What makes a website user-friendly? In this post, I identify four keys that will make any website design more user-friendly. Keep these handy tips in mind to design a more usable site.
Key #1 Navigation
Navigation is one important key to usability. Some would say it’s the most important key. Users need to be able to find what they are looking for quickly and with a minimum of effort on their part.
Studies have shown that most website users are not willing to stick around and figure out a complex navigational scheme. If your menu structure isn’t user-friendly, you’ll lose the user.
Here are just a few navigation mistakes to watch out for:
- Hard to find navigation. The user shouldn’t have to hunt for a way to navigate through the site. Menu bars should be visible and their purpose should be obvious.
- Odd acronyms in the menu. Avoid abbreviations and acronyms unless the meaning is obvious. (Remember that what is obvious to you may not be obvious to the user.)
- Multiple layers of menus. How many sub-menus must the user go through before he or she can perform the task or find the information that they came for?
- No search box. Users are used to searching websites to find what they want. A website without a search box is less navigable.
Key #2 Readability
Readability is another key factor that makes a website user-friendly.
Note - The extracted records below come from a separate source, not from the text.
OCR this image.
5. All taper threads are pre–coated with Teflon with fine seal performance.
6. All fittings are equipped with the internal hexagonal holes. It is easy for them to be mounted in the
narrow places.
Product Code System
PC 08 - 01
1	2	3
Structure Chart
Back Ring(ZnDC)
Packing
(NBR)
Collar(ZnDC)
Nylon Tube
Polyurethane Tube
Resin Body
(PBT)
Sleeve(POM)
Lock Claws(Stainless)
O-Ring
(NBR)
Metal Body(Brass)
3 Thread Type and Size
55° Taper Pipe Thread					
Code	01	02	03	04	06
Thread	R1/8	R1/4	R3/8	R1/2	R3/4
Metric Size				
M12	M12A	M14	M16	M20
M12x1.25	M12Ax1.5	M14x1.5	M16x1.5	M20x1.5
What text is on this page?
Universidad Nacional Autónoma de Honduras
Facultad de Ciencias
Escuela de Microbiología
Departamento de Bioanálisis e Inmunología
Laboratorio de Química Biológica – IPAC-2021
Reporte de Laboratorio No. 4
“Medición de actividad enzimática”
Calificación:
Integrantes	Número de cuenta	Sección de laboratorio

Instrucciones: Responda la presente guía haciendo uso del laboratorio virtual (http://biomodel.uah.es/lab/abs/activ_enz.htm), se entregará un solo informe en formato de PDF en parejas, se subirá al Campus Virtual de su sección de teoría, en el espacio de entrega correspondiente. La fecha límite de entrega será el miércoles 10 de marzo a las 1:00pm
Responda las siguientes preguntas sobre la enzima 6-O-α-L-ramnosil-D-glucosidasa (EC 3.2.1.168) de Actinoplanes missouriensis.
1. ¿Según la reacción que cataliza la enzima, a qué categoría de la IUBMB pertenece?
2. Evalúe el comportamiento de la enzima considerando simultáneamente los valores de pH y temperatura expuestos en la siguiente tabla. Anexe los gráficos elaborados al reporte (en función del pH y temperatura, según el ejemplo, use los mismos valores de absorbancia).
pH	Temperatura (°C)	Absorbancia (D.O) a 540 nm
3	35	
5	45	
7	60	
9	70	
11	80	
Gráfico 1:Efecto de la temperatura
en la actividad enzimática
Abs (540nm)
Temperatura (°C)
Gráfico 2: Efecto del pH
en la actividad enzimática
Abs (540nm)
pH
A user should be able to grasp the information on the website quickly and with very little effort.
In fact, studies show that most readers don’t actually read the information on a website at all. They scan it. According to a recent study from the Nielsen Norman Group, the most information that a reader is likely to read is 28%.
That statistic means that even in a best-case scenario most readers won’t read two-thirds of a website.
So, to reach an audience, a website must be scannable. Here are some design factors that contribute website scannability:
- Color. For a website to be readable, there should be enough contrast between the color used for the text and the color used for the background. Words should be easily read. Jennifer Kyrnin includes a helpful contrast table in her About.com post, Contrasting Foreground and Background Colors, that illustrates the difference between readable and unreadable color combinations beautifully.
- Font. In general, the simpler a font is, the easier it is to read. Fonts designed to look like script or made up of special characters are less scannable. Most design experts agree that san serif fonts work best for online design and serif fonts are better for print design. Also, avoid using too many different fonts in the same design.
- Formatting. The text on a page should make full use of formatting techniques such as headlines, bulleted lists, and bolding to increase scannability. Long chunks of unbroken text are less likely to be read than small chunks of text.